Species of flowering plant

Verticordia oxylepis, commonly known as bonsai featherflower, is a flowering plant in the myrtle family, Myrtaceae and is endemic to the south-west of Western Australia. It is a small shrub, often with a layered appearance, small leaves and very small yellow and pink flowers.

==Description==
Verticordia oxylepis is a shrub which usually grows to a height of up to 10-20 cm and 10-45 cm wide with its main branches mostly horizontal. Its leaves are linear to almost club-shaped, 2-5 mm long and semi-circular in cross-section.

The flowers and arranged in rounded groups near the ends of the branches, each flower on a stalk 2-5 mm long and smelling faintly of mice. The floral cup is hemispherical and 1-1.5 mm long. The sepals are green and reddish, 3-4 mm long, deeply divided into thin filaments, partly whitish and partly brownish. The petals are cream to yellowish, egg-shaped, about 2 mm long, and fade to reddish or brown. The style is 6-7 mm long, straight and hairy near the tip. Flowering time is from October to January.

==Taxonomy and naming==
Verticordia oxylepis was first formally described by Nikolai Turczaninow in 1852 from a specimen collected by James Drummond.

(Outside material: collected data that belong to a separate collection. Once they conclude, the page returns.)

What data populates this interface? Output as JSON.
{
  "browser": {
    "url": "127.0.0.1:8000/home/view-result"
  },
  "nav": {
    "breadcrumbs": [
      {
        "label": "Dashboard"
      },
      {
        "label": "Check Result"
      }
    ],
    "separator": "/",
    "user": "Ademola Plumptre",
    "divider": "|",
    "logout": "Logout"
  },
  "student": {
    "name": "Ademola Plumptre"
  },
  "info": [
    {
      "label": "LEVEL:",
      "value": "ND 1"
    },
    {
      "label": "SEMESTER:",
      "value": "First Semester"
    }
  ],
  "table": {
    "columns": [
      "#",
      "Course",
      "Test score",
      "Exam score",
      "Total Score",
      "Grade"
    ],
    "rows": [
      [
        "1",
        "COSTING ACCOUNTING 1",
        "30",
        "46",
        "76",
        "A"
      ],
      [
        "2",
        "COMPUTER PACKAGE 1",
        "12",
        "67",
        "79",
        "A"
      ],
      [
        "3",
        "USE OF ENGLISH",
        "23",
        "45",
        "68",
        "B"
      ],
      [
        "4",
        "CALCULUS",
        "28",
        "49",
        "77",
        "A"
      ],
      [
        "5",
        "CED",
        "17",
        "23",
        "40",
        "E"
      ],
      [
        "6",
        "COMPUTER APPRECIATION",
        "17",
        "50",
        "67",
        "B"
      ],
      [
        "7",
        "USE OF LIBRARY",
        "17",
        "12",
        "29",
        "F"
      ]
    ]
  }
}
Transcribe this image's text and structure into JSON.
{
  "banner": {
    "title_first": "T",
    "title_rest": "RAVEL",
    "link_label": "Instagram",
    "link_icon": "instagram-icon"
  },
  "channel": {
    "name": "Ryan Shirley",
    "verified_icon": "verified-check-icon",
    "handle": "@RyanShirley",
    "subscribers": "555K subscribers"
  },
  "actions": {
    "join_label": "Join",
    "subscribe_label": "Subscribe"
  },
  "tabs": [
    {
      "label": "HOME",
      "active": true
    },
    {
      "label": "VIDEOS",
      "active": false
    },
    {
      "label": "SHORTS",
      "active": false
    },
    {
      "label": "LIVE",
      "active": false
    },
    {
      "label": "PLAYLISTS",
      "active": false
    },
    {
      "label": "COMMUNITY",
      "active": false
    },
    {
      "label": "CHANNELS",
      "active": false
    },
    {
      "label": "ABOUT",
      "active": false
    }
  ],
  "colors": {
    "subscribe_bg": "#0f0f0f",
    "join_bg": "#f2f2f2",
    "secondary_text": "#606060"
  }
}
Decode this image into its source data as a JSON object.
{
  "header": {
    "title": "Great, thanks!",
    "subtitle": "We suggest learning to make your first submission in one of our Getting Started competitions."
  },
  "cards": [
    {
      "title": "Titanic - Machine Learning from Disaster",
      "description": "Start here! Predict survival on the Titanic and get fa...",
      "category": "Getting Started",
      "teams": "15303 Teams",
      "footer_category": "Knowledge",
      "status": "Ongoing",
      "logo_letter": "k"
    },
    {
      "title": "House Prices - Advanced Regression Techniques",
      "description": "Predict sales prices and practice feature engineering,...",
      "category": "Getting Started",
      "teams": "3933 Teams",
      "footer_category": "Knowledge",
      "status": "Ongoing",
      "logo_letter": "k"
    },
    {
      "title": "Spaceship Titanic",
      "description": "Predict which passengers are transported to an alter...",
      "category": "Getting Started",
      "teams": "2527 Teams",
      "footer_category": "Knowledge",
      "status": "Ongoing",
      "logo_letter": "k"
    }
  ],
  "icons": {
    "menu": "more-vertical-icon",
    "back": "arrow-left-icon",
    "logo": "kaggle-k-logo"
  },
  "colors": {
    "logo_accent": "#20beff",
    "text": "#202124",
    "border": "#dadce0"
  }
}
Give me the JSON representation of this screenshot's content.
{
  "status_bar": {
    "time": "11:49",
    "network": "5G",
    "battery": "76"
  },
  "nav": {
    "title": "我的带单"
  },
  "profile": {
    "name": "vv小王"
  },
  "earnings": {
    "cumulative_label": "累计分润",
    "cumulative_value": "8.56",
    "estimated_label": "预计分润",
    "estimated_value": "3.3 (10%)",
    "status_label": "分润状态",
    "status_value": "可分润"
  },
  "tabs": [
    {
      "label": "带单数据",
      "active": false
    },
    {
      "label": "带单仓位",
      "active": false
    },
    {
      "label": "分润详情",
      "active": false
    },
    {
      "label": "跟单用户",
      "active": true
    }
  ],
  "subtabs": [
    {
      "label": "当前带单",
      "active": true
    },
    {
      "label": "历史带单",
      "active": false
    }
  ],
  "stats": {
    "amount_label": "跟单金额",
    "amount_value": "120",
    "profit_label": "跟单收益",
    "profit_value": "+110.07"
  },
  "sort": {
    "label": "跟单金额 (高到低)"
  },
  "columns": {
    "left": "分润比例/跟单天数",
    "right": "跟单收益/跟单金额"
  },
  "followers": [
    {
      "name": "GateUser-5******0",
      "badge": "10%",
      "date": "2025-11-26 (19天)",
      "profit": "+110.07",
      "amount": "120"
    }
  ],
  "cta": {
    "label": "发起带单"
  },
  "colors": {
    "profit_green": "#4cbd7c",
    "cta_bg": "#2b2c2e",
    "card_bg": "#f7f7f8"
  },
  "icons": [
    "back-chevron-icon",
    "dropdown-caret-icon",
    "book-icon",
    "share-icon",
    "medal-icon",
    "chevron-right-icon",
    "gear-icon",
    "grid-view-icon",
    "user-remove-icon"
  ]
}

The description was published in Bulletin de la Classe Physico-Mathématique de l'Académie Impériale des Sciences de Saint-Pétersbourg. The specific epithet (oxylepis) is derived from the Ancient Greek words oxys meaning "sharp" or "acute" and lepis meaning "a scale", probably in reference to the pointed sepals.

When Alex George reviewed the genus Verticordia in 1991, he placed this species in subgenus Verticordia, section Infuscata along with V. longistylis.

==Distribution and habitat==
This verticordia grows in sandy clay, in exposed rocky areas and in heath. It occurs in the area between the Gairdner River and Hopetoun in the Esperance Plains, Avon Wheatbelt, and Mallee biogeographic regions.

==Conservation==
Verticordia oxylepis is classified as "Not Threatened" by the Western Australian Government Department of Parks and Wildlife.

==Use in horticulture==
Bonsai featherflower is a very slow growing plant. It has been propagated from both cuttings and from seed, and have been grown in a range of soils where they have proven to be hardy in full sun.